Publié le 31 mars 2008 par Menear
J'ai mis près de deux cent pages pour réellement rentrer dans Le coeur est un chasseur solitaire. Peut-être la paresse, peut-être les courbatures, peut-être la médiocre traduction. Mais au bout de deux cent pages, je m'y sens bien : la structure, le découpage, les croisements des personnages les uns avec les autres. La dimension sociale, ici, plutôt. Le Sud dans toute sa splendeur et sa pauvreté. Sa misère.

« Nous tous qui sommes ici dans cette chambre, nous n'avons pas de biens privés. Peut-être un ou deux sont-ils propriétaires de la maison qu'ils habitent ou ont-ils mis un dollar ou deux de côté..., mais nous ne possédons rien qui ne contribue à entretenir directement notre vie. Nous ne possédons que nos corps pour vivre. Nous les vendons quand nous partons le matin au travail et quand nous peinons toute la journée. Nous sommes forcés de les vendre à n'importe quel prix, n'importe quand, pour n'importe quoi. Nous sommes forcés de vendre nos corps pour pouvoir manger et vivre. Et le prix qui nous est donné est juste suffisant pour que nous ayons la force de travailler plus longtemps pour le bénéfice des autres. Aujourd'hui on ne nous met plus sur une plate-forme pour nous vendre à l'encan. Mais nous sommes forcés de vendre notre force, notre temps, nos âmes pendant chaque heure que nous vivons. Nous avons été affranchis d'une sorte d'esclavage pour retomber dans un autre. Est-ce la liberté ? Sommes-nous encore des hommes libres ? »

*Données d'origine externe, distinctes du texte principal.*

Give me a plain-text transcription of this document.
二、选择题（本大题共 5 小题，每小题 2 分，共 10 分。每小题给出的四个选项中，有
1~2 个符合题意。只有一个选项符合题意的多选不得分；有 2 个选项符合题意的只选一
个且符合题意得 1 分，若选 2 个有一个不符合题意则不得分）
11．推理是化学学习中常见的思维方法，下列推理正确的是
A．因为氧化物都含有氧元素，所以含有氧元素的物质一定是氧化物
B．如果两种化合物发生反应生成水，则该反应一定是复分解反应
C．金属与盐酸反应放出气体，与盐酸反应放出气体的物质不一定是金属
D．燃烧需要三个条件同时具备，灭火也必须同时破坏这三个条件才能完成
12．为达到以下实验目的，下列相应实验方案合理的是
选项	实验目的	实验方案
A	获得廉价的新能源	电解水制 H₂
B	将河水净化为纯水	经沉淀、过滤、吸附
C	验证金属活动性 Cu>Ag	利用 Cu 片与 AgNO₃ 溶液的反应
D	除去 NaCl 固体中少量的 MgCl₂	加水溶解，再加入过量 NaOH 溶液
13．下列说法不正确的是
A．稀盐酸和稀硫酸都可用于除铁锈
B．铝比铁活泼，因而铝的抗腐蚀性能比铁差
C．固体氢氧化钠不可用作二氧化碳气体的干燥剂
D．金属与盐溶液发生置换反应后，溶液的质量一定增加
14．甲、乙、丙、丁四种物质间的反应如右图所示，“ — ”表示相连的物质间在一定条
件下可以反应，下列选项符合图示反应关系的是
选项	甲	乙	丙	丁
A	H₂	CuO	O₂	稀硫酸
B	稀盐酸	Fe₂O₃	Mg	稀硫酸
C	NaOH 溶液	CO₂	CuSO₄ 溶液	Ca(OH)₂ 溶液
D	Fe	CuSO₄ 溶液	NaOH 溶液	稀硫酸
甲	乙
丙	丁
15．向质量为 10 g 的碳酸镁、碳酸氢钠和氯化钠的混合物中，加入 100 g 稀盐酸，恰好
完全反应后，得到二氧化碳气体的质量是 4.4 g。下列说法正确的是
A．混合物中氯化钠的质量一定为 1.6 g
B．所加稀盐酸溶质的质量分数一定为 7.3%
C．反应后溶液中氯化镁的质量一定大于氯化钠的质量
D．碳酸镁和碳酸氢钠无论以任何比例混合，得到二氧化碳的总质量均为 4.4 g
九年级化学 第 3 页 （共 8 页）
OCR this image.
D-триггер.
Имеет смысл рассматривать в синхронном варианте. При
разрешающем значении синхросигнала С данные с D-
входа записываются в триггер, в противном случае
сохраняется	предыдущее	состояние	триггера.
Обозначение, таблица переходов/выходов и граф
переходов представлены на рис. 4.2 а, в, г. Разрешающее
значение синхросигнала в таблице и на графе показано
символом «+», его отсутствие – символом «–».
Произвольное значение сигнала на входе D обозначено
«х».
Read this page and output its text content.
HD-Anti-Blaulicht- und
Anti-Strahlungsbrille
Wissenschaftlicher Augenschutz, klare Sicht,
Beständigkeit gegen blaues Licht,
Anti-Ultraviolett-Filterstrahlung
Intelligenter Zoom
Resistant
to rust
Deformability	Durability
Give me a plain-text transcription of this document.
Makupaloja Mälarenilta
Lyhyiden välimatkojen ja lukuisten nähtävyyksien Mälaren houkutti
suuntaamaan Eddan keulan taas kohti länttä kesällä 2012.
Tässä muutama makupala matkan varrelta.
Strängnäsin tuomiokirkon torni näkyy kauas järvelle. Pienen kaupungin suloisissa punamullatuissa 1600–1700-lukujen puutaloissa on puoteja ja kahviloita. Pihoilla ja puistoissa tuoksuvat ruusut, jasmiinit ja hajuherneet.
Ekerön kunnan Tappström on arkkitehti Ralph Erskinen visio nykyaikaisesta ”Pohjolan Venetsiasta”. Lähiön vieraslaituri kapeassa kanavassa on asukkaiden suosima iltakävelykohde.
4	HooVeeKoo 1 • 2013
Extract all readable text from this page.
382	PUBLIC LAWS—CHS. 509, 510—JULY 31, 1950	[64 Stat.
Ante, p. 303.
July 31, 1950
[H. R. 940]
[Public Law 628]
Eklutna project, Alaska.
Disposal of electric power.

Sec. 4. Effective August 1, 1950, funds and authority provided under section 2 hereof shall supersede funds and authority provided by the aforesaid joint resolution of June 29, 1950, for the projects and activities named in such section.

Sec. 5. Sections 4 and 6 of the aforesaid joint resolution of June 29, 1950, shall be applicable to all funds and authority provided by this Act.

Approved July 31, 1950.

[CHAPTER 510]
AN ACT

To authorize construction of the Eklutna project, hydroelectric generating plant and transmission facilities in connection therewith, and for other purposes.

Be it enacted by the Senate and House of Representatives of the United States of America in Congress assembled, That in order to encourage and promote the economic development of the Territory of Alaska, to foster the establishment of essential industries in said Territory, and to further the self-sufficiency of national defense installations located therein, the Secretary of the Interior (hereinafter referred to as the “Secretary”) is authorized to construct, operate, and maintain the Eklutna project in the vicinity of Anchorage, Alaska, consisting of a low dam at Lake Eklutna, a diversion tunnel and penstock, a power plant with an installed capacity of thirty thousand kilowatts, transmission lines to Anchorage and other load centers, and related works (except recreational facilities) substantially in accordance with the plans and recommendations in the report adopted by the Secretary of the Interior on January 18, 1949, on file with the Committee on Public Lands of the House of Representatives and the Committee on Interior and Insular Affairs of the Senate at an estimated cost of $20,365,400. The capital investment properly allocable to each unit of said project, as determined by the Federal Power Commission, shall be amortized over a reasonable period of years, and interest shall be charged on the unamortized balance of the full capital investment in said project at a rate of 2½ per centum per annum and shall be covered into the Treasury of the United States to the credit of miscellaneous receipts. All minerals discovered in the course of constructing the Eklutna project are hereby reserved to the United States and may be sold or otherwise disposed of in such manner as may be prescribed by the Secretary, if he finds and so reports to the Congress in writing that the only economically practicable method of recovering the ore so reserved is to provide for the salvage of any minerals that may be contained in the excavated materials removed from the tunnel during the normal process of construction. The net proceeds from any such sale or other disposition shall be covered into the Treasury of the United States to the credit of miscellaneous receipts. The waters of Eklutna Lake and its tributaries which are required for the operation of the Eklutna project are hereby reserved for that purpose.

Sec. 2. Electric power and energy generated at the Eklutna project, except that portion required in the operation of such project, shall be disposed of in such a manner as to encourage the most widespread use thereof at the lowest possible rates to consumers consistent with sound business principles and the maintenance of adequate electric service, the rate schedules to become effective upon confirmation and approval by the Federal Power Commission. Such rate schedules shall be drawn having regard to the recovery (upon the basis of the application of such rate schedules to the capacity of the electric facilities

Carson McCullers, Le coeur est un chasseur solitaire, Le livre de poche, trad : Marie-Madeleine Fayet, P. 241-242

Depuis des années, la ville n'avait pas connu un hiver aussi froid. Le givre blanchissait les vitres et les toits. La lumière de l'après-midi était voilée d'une brume jaunâtre et les ombres délicatement bleutées. Dans les rues les flaques d'eau étaient recouvertes d'une mince croûte de glace et on disait que, le lendemain de Noël, il était tombé de la neige à dix milles au nord de la ville.
Singer n'était plus le même. Il avait repris les longues promenades qui l'avaient occupé pendant des mois après le départ d'Antonapoulos. Ces promenades s'étendaient à la ville entière. Le long de la rivière, il parcourait les quartiers surpeuplés rendus encore plus misérables par suite de la fermeture des usines. Beaucoup d'yeux exprimaient une sombre tristesse. Maintenant que les ouvriers étaient condamnés à l'inaction, une certaine agitation se manifestait. Il y eut une épidémie de nouvelles croyances. Un jeune homme qui avait travaillé dans une teinturerie proclama brusquement qu'il y avait en lui un pouvoir sacré. Il avait reçu du Seigneur la mission de donner de nouveaux commandements. Le jeune homme dressa une tente et des centaines de personnes vinrent tous les soirs se rouler sur le sol et se secouer les unes les autres, parce qu'elles se croyaient en présence de quelque chose de surnaturel. Il y eut aussi des meurtres. Une femme qui ne gagnait pas assez pour se nourrir crut qu'un contremaître avait gardé une partie de son salaire et lui enfonça un couteau dans la gorge. Une famille de nègres alla s'installer au bout d'une des rues les plus lépreuses, et ce fait causa une telle indignation que la maison fut brûlée et le noir abattu par ses voisins. Mais ce n'étaient que des incidents. En réalité rien n'était changé. La grève dont on parlait toujours n'éclatait jamais parce que l'union n'existait pas. Tout restait comme avant. Même pendant les nuits les plus froides le manège de Sunny Dixie ouvrait ses portes. Les gens se battaient, rêvaient et dormaient comme avant. Et, par habitude, ils rétrécissaient le champ de leurs pensées de façon à ne rien envisager de plus lointain que le lendemain.